# Pressure drop across a thick orifice

Greetings,

I am trying to understand how to setup/solve for the pressure drop across an orifice L=3.5in

The pipe diameter starts at 1in, then abruptly decreases to 0.5in for the length of the orifice, and abruptly transitions to 1in diameter. (See the attached file for an illustration.)

Assuming I know the flow rate of the water, how can I solve for the pressure drop across this orifice?

Any information is appreciated!
Thanks!

## Answers and Replies

Chestermiller
Mentor
How accurate does the answer have to be? What is the water flow rate?

• nlis12
Start by applying the results of your earlier post: https://www.physicsforums.com/threads/pressure-drop-across-a-change-in-diameter.942158/. Show your calculations, add some dimensions, then ask again. Note that the dimensions (more correctly ratios) do make a difference in this particular case.
Here is my work.

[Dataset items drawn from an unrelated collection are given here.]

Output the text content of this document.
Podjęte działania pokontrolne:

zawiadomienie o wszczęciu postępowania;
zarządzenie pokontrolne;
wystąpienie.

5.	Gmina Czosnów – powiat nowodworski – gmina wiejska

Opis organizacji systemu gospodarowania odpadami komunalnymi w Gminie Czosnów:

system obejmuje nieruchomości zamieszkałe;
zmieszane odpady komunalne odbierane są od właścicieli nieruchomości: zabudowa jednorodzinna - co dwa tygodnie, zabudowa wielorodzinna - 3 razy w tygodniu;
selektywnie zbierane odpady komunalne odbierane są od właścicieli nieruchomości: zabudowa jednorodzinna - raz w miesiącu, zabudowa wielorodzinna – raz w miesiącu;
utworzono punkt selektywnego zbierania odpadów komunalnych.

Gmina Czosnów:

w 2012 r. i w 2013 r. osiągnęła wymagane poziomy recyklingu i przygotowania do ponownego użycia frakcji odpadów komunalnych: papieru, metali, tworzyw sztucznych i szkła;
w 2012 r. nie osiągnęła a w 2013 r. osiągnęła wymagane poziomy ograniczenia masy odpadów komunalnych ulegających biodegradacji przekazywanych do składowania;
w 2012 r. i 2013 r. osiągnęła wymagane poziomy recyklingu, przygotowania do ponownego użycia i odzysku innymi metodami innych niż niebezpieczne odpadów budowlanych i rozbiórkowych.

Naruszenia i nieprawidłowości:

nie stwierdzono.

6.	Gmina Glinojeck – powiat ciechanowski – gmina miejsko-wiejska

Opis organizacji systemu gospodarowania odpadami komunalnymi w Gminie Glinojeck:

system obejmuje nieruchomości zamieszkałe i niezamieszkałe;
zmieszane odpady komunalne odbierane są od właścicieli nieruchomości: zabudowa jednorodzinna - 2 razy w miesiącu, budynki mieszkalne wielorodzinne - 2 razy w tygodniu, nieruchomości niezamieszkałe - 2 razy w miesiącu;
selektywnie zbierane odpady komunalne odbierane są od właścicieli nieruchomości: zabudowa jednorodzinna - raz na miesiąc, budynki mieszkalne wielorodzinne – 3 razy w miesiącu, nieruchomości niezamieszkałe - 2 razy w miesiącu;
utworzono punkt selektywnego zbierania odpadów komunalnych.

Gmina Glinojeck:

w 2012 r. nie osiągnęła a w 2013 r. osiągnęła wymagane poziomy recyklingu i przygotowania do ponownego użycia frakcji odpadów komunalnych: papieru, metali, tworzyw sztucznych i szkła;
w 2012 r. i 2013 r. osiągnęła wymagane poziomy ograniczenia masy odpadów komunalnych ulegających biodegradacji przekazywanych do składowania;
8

I assumed 3 regions. 1=before the orifice 2=in the orifice 3=after the orifice.
The fluid is water.
I broke the problem up into 2 parts.
Part 1: Transition between region 1 and 2
Part 2: Transition between 2 and 3.

I chose diameter of 1in in regions 1 and 3 and a diameter of 0.5in in region 2...
I also chose an input flow rate of 2gal/min in region 1.

I calculated a pressure drop of 0.044psi for both of the halfs of the problem. Totaling 0.088psi across the orifice. (does this seem correct?)
Also, how can I account for the length of the orifice in my problem?

Thanks!  #### Attachments

How accurate does the answer have to be? What is the water flow rate?
You get to choose the flow rate/velocity and the dimensions of the problem are set for you.
I chose 2gal/min as a nominal value.
I'd like to solve the problem as accurately and precisely as possible.

Thanks!

Chestermiller
Mentor
Bird, Stewart, and Lightfoot, Transport Phenomena, give the friction losses for different types of changes in cross sectional area in the form:
$$\Delta p=\frac{1}{2}\rho v^2 e_v$$where v is the downstream velocity and ##e_v## the "friction loss factor." For a sudden contraction, they recommend $$e_v=0.45(1-\beta)$$and, for a sudden expansion, $$e_v=\left(\frac{1}{\beta}-1\right)^2$$where ##\beta## is the smaller cross sectional area divided by the larger cross sectional area.

In the straight section, the L/D is 7, so the flow should not be fully developed. Still, for a lower bound, I would use the pressure drop for fully developed flow in a pipe of this diameter, and for an upper bound, I would use the pressure drop equivalent to the shear force at the wall in the hydrodynamic entrance region (i.e., essentially flow over a flat plate with the same free stream velocity as the mean flow velocity).

• nlis12